‘Three Wishes’ by Liane Moriarty

Well, I’ve now read all of Australian author Liane Moriarty’s books–this was the earliest. I love her pithy prose, humorous lovable characters, and frivolity around people behaving badly. All of her books are worth picking up but my favourites of hers are still The Husband’s Secret and Big Little Lies (which was also a star studded TV series). Although this wasn’t her best book (she definitely gets better in later novels), it was a nice mindless distraction from a crucial election and a pandemic still raging.

This book focuses on a set of triplets, two identical and one fraternal, all girls. I liked the way Moriarty sets up this novel, with a view of these triplets from the inside and the outside.

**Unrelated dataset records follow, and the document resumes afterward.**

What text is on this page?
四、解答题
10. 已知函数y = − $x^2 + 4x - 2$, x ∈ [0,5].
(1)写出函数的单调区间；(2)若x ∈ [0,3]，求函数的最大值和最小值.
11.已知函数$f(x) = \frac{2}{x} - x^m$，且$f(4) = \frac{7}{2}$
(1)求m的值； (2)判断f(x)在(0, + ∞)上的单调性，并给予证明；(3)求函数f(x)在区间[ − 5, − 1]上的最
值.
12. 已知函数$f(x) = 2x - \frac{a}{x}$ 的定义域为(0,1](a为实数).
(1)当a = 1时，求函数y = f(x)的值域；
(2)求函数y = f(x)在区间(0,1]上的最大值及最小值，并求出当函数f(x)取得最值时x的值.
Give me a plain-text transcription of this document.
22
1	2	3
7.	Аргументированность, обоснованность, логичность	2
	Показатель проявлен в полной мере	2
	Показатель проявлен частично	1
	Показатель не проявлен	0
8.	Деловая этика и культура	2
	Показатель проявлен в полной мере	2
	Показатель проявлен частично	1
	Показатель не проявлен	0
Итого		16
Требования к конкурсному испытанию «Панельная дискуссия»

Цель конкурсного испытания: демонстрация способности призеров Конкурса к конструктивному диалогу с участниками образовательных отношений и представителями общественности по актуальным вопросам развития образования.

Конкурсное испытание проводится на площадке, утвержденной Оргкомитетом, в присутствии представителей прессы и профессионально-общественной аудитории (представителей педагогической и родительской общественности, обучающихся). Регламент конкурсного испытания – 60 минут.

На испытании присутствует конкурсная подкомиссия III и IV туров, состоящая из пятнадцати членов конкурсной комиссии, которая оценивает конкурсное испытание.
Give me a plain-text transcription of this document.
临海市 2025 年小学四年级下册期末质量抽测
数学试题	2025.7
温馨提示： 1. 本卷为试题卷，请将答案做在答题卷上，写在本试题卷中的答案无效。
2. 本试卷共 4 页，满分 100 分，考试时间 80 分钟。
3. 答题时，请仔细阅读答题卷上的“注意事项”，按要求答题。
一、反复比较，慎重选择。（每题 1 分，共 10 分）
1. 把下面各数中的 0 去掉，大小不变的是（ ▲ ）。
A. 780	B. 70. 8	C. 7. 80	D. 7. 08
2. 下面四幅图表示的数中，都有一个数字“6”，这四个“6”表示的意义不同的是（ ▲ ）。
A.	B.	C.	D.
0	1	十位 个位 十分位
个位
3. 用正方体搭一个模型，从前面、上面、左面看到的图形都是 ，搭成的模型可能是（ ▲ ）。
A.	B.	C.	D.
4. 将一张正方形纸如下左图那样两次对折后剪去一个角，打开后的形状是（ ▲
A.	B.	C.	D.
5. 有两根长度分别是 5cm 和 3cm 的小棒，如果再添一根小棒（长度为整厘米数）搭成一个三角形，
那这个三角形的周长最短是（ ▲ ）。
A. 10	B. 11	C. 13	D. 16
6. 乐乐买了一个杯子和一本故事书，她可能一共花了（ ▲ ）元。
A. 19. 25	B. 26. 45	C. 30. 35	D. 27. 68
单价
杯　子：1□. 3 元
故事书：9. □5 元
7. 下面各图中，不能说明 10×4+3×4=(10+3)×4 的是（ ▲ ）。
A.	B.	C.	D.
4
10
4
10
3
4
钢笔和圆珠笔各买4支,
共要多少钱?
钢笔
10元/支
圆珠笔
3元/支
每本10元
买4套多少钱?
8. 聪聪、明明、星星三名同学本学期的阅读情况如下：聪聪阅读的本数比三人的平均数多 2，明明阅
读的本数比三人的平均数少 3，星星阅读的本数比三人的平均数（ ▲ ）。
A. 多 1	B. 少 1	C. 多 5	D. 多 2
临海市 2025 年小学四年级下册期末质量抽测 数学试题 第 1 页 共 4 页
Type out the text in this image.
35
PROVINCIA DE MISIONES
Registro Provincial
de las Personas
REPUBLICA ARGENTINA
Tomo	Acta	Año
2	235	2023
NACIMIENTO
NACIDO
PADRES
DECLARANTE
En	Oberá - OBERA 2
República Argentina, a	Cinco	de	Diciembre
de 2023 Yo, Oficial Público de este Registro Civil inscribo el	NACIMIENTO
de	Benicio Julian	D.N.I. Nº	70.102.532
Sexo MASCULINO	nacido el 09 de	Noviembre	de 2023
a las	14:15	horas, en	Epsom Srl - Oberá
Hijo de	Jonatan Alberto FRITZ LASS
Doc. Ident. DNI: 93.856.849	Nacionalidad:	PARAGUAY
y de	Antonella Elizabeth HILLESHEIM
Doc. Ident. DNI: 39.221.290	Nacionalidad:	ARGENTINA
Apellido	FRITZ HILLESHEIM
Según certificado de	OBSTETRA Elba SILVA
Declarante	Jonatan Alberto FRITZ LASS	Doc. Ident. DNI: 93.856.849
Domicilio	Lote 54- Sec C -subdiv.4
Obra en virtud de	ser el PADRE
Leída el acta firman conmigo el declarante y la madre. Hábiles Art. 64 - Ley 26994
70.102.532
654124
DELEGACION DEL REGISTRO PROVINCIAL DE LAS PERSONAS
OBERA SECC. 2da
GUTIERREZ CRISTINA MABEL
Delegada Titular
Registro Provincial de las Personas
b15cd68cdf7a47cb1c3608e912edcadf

Told from the perspective of spectators, the prologue features a fight between the sisters in a restaurant that ends with a fork protruding from the pregnant sister’s belly and another crumpled and unconscious on the floor. It certainly made me curious about these women right from the start! Also, interspersed throughout the book, are entertaining short vignettes of people observing the triplets, and commenting on the mayhem.

From the author: “Whenever I meet a twin I interrogate them with inane, unanswerable questions (eg. “But what’s it like being you?”) I am also the eldest of five girls, and consider myself a leading expert on the subject of sisters. So it wasn’t all that surprising when my first novel turned out to be a story about triplet sisters.”